The government on Thursday tiptoed around giving a clear answer on whether it would utilise a United Nations General Assembly decision asking Britain to give up control over the Chagos Islands in the Indian Ocean, which are used as an airbase.
The UN resolution adopted on Wednesday backs a non-binding advisory opinion issued by the International Court of Justice (ICJ) in February, which found Britain had acted unlawfully in the decolonisation process and should relinquish control.
That decision was seen as a test of the legitimacy of deals struck between great powers and small states at the end of the colonial era, which could also include Cyprus.
Speaking to reporters on Thursday, government spokesman Prodromos Prodromou said “the president and the foreign minister were clear after the international court’s decision – which of course has its gravity and value – it was not the Republic’s option at this stage to raise such an issue.”
Prodromou added however, that the government was in consultation with the UK over its stance towards Turkish violations of the island’s exclusive economic zone.
“It is a discussion that is open, the president has addressed a letter to Prime Minister (Theresa) May and consultations continue,” Prodromou said.
Last week, Cyprus protested to the UK after Minister for Europe Sir Alan Duncan appeared to dispute the island’s exclusive economic zone.
Asked to say whether Cyprus linked its reaction to the UN decision with the consultations, Prodromou said discussion with Britain was based on the fact noted by the president.
“The UK has particular reasons to be careful in its position over the sovereign rights of the Republic due to the interests the UK has in relation with Cyprus,” Prodromou said.
The Chagos case has raised the question whether it is legitimate, under international law, for Britain to use such territories as military bases.
One of the 22 countries heard before the court was Cyprus with Attorney-general Costas Clerides representing the island.
Britain, which has overseen the region in the Indian Ocean since 1814, detached the Chagos islands in 1965 from Mauritius – a colony that gained independence three years later – to create the British Indian Ocean Territory (BIOT). It is home to a joint British and US airbase.
Clerides said Thursday Cyprus now had two strong cases that could be used if the political leadership decided to do so.

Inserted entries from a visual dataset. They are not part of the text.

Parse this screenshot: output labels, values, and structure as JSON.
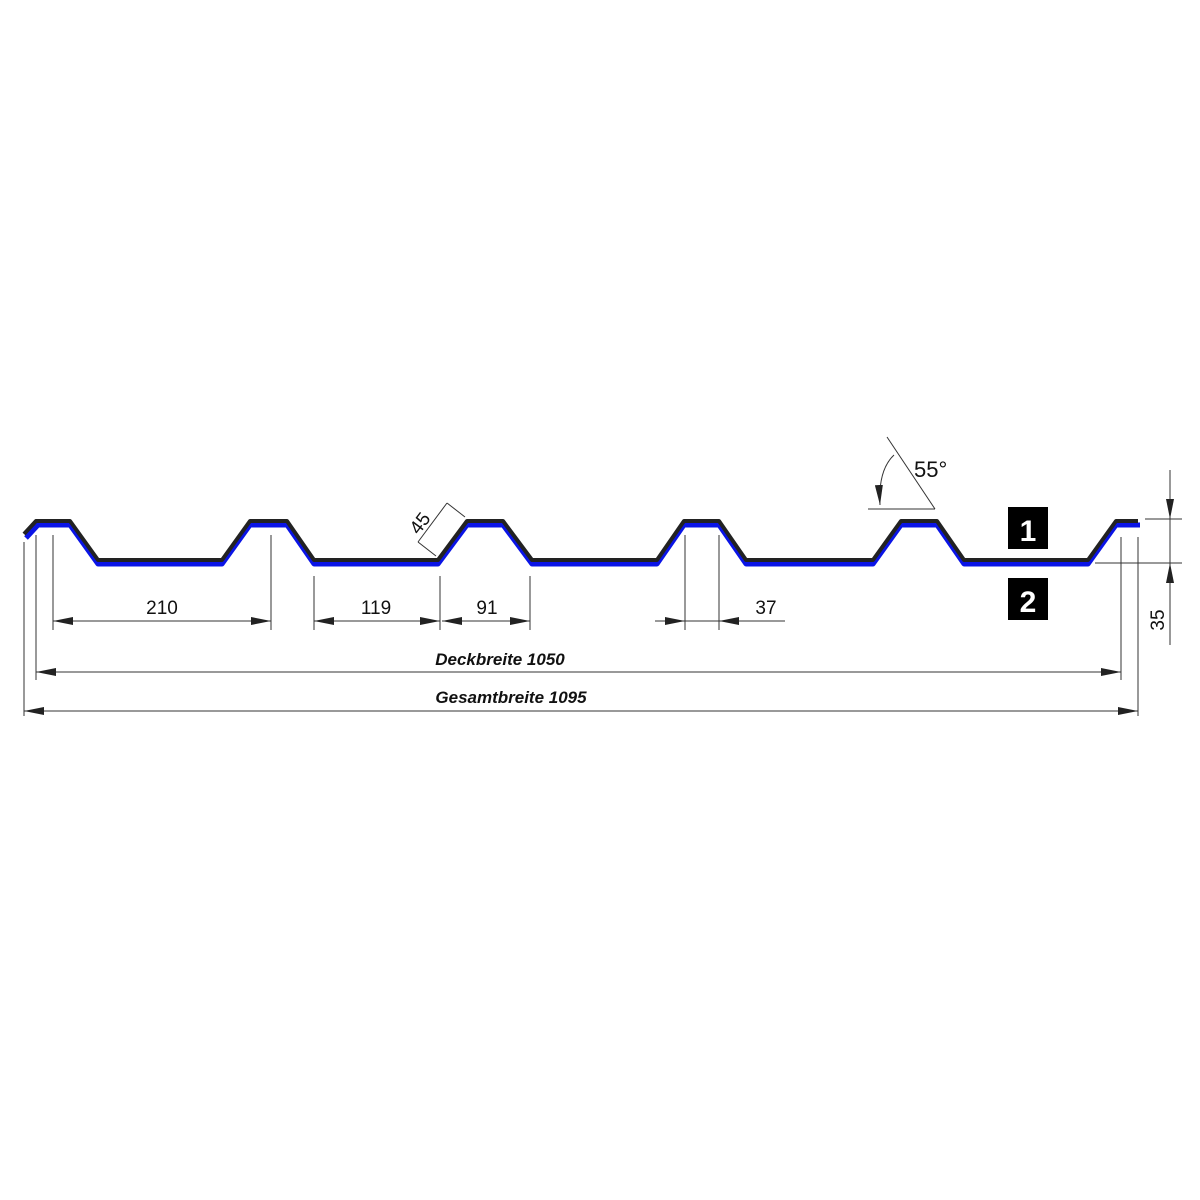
{
  "colors": {
    "profile_top": "#222222",
    "profile_bottom": "#0a14e6",
    "label_box": "#000000"
  },
  "dimensions": {
    "rib_pitch": "210",
    "valley_width": "119",
    "rib_base": "91",
    "rib_top": "37",
    "flank_length": "45",
    "angle": "55°",
    "height": "35",
    "cover_width": "Deckbreite 1050",
    "total_width": "Gesamtbreite 1095"
  },
  "labels": {
    "side_top": "1",
    "side_bottom": "2"
  }
}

“It has been clarified that if a colonial power does not carry out a full decolonization of the colonies it occupied, this constitutes a continuous violation of international law and a blatant violation of peoples’ right to self-determination,” Clerides said. “There cannot be self-determination with independence with part of the territory of the independent state remaining outside the territory … to be used for any purpose.”